When you finish the end of the day, you know you did something.
Like for example, we took over income support two years ago.
And it's going phenomenal.
And I'm proud of that.
I'm proud to say that it is all run by Innu.
(upbeat music) (indistinct singing) And then we took over, now on April 1st, we'll be running our own provincial level four group home.
And that says a lot.
And that's what we fight for for the last few years.
Three years, we fight for that to have that.
To bring home kids to Labrador.
And it's actually going to happen.
That reality is actually happening, it just takes a while.

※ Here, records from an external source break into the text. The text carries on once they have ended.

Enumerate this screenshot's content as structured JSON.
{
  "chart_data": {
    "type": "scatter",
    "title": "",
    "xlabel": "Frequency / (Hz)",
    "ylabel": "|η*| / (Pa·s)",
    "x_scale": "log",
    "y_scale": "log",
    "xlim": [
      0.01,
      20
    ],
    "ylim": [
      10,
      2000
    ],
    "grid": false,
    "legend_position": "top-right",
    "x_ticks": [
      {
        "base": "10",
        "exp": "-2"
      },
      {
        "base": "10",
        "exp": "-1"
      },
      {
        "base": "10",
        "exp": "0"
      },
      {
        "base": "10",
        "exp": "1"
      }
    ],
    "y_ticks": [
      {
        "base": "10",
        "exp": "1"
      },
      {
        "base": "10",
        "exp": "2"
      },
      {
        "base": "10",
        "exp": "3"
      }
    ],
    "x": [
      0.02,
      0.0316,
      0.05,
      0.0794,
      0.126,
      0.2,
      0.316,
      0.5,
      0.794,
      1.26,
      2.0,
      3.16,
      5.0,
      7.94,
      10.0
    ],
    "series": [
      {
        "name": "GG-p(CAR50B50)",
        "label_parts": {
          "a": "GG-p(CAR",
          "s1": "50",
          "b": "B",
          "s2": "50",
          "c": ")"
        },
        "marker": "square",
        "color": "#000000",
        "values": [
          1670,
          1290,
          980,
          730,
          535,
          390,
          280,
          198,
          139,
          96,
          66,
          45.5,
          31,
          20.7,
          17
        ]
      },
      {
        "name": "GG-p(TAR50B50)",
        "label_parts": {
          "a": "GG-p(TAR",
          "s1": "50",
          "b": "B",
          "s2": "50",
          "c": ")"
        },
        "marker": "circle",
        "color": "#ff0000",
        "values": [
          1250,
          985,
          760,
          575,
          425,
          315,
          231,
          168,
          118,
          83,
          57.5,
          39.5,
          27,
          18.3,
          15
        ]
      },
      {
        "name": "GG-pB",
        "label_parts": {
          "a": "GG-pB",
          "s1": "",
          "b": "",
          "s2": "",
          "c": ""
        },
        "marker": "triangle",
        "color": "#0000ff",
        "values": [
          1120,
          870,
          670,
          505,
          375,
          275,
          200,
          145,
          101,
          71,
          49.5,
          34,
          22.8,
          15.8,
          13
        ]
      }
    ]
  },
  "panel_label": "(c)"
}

Like land claims, I think that's very important.
We need to know what land we own and we need to have it in writing on maps or community discussions like what land are we gonna own?
Are we ready for self-government?
There's a lot of questions still there, even though they're adamant every day to the government, but we need to be prepared.
If we're not prepared, we're going to fail.
(geese honking) - The land here, it's, I guess either way, it's a spiritual thing for me.
Like I get connected to the land.
I can feel the presence of whatever it is.
I feel that there's a presence everywhere I go.
The land is alive.
There's animals there, there's all kinds of spiritual stuff.
Like you feel connected to the land by being here.
Like when you awake, we hear the partridges, geese flying over, stuff like that.
And it's a life.
That's why I think, and I feel like peaceful here as well.
I feel I belong here.
I feel I get rested, I get well-balanced.
My mind is clear when I'm in here, in the country.
That's how I want to get away from the community to come here, it's like to rejuvenate, I guess.
To get energy, you get energy back by coming here.